Kommentar: Obwohl ich von ionisierender Strahlung nicht viel Ahnung habe, kommt mir diese Studie, die im "Arab Journal of Nuclear Sciences and Applications" veröffentlicht wurde, reichlich spanisch vor. Denn die Autoren wissen selber nicht, woher die gefundene ionisierende Strahlung denn nun kommt. Sie vermuten, sie käme erstrangig von der HF-Emission der Funkmasten, was ohne Frage Blödsinn ist. Zweifel an ihrer Behauptung müssen auch die Autoren gehabt haben, denn ersatzweise nennen sie als weitere infrage kommende Strahlungsquellen das Vorhandensein von Dieselaggregaten, die geologischen Formationen und die geografischen Gegebenheiten des Gebiets, in dem die untersuchten Stationen stehen.
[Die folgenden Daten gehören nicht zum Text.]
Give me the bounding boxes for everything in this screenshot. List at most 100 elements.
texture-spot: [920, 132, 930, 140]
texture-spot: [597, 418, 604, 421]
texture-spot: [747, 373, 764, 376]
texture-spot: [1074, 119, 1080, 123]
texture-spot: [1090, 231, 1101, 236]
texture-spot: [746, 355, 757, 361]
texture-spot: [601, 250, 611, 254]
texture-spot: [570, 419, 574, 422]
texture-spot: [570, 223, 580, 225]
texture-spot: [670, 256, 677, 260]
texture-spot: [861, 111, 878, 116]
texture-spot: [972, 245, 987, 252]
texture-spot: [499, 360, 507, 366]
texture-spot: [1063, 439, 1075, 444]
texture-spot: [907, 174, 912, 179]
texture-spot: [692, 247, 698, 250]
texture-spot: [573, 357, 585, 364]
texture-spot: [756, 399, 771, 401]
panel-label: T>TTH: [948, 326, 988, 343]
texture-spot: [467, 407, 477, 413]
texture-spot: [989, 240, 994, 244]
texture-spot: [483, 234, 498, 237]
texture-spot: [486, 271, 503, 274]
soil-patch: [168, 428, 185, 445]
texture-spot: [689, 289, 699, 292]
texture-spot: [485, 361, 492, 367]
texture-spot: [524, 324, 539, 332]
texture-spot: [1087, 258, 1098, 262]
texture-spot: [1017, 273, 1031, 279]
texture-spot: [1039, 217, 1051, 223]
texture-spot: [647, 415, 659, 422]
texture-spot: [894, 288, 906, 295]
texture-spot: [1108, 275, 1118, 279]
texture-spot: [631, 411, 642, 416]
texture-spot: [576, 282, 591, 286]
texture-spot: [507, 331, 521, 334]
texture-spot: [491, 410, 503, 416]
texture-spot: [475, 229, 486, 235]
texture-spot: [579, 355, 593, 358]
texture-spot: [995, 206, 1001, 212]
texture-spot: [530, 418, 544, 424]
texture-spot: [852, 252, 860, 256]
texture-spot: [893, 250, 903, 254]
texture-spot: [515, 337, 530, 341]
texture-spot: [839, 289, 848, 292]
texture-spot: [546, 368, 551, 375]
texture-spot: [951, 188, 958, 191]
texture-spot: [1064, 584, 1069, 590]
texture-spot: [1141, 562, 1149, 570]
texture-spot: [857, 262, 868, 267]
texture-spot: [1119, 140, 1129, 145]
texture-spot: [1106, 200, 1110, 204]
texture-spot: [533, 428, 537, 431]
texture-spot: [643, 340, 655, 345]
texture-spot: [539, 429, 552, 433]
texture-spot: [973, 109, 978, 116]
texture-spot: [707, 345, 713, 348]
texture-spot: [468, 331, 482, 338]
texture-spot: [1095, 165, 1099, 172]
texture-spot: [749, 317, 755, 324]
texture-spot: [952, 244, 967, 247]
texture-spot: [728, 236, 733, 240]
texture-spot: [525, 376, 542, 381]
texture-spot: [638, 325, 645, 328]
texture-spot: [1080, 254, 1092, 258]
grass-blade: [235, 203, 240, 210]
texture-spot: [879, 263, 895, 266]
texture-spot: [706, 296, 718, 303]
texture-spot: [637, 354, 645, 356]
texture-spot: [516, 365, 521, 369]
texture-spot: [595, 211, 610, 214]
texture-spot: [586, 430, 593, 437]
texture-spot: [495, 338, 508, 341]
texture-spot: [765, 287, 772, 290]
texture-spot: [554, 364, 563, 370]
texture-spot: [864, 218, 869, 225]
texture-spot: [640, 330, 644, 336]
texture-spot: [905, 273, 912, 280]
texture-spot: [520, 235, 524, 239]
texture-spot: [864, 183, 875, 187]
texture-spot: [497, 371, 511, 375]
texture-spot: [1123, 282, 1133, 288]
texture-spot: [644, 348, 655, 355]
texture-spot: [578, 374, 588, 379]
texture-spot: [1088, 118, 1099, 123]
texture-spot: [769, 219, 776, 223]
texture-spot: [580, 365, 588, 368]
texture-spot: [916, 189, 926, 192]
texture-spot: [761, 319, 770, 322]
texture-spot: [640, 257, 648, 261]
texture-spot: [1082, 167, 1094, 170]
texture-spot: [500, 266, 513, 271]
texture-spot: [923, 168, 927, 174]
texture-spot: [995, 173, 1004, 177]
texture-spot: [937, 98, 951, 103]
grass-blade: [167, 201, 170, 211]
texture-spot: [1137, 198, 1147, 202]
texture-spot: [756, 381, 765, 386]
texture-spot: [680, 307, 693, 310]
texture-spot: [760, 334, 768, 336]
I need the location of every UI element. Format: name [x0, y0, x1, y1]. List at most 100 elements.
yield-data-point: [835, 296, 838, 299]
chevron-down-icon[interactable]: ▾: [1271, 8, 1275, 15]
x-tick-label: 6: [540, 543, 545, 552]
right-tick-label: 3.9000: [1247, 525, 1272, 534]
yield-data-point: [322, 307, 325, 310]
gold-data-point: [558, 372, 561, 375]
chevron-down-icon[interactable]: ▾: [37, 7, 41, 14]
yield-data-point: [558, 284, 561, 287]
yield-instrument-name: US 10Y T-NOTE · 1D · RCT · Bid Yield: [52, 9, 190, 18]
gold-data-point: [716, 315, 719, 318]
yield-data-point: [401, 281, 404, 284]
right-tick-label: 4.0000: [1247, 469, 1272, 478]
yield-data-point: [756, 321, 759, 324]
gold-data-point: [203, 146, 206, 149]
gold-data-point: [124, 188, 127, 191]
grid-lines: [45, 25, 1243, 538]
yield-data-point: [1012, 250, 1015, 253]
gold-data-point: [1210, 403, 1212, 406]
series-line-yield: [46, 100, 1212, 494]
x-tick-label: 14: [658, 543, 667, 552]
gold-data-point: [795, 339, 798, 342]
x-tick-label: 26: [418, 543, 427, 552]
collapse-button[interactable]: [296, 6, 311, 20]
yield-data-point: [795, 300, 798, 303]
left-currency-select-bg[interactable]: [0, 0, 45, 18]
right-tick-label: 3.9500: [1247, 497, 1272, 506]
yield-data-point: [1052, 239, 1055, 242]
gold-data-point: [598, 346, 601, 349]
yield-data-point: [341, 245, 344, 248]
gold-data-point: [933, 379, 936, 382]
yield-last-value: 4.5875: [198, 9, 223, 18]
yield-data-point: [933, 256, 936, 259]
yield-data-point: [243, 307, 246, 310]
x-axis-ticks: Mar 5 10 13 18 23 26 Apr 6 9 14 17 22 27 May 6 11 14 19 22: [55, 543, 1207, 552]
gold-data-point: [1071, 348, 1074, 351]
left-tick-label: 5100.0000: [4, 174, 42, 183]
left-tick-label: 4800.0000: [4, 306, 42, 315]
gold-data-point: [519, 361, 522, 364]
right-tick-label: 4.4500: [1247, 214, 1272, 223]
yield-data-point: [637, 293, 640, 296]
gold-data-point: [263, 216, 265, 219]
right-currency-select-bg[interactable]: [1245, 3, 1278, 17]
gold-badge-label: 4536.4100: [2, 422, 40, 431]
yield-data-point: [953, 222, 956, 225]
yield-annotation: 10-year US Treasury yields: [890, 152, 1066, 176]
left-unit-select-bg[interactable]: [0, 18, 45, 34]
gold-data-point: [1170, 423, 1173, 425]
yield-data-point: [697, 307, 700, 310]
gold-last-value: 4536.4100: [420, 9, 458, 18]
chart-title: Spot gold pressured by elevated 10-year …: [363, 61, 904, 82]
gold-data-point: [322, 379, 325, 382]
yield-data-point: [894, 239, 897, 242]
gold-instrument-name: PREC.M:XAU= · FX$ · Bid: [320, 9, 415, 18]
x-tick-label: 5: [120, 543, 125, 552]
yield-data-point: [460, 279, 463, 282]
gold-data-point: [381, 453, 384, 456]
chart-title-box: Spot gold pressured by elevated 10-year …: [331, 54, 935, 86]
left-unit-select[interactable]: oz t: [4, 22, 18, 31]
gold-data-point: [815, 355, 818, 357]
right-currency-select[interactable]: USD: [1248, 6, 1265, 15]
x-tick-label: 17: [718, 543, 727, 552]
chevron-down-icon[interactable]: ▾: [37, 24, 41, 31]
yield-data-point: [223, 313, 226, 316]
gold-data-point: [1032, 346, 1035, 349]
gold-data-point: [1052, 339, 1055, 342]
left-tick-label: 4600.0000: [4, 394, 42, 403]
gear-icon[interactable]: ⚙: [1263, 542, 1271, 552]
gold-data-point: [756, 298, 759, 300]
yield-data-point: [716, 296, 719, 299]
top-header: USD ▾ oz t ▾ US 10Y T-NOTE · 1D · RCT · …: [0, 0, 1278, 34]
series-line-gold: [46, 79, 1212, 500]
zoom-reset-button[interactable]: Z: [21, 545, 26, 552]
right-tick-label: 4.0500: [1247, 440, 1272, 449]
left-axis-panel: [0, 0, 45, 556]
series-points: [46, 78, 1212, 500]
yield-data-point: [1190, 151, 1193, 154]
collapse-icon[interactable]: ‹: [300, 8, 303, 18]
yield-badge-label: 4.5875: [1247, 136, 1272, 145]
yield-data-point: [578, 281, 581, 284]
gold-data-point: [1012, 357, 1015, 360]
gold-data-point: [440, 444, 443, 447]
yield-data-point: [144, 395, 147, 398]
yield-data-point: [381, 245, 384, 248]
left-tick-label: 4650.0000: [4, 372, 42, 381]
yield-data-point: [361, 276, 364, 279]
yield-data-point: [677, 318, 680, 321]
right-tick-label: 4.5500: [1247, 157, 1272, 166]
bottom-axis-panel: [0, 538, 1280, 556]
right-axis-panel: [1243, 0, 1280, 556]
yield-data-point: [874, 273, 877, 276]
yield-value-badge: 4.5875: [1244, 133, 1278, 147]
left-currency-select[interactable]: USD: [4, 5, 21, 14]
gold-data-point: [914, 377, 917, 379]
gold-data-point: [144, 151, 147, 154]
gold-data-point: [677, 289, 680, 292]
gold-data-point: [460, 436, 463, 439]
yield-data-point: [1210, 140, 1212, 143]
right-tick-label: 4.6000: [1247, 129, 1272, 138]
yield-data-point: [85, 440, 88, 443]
Unter diesen Umständen erscheint die kühn gezogene Verbindung zwischen Mobilfunkbasisstationen und ionisierender Strahlung unprofessionell, weil willkürlich, denn wahrscheinlich dringt die Strahlung aufgrund geologischer Gesteinsformationen (Uranerz) aus dem Erdboden und hat mit den Mobilfunkbasisstationen nicht das Geringste zu tun. Uranerz gibt es in Nigeria vor allem in den nördlichen Bundesstaaten, zu denen auch Ebonyi zählt. Mit Referenzmessungen abseits der Stationen hätten die Autoren ihre EMF-Schuldhypothese mühelos prüfen und verwerfen können. Haben sie jedoch nicht gemacht , stattdessen spekulieren sie lieber.
Finanziert wurde die Studie von der AVR Green Albatross Solutions Ltd, einem Beratungsunternehmen in Umweltangelegenheiten, über das das www nicht allzuviel weiß. Also spekuliere jetzt auch ich: Möglicherweise hat die Firma ein Interesse daran, dass in Nigeria massenhaft IR-Messungen an Mobilfunkbasisstationen stattfinden. Immerhin sind in Nigeria, dem bevölkerungsreichsten Land Afrikas, etwa 220 Mio. SIM-Karten im Umlauf, was auf eine sehr große Anzahl von Mobilfunkbasisstationen und entsprechendem Beratungsbedarf schließen lässt.
--
Jedes komplexe Problem hat eine Lösung, die einfach, naheliegend, plausibel – und falsch ist.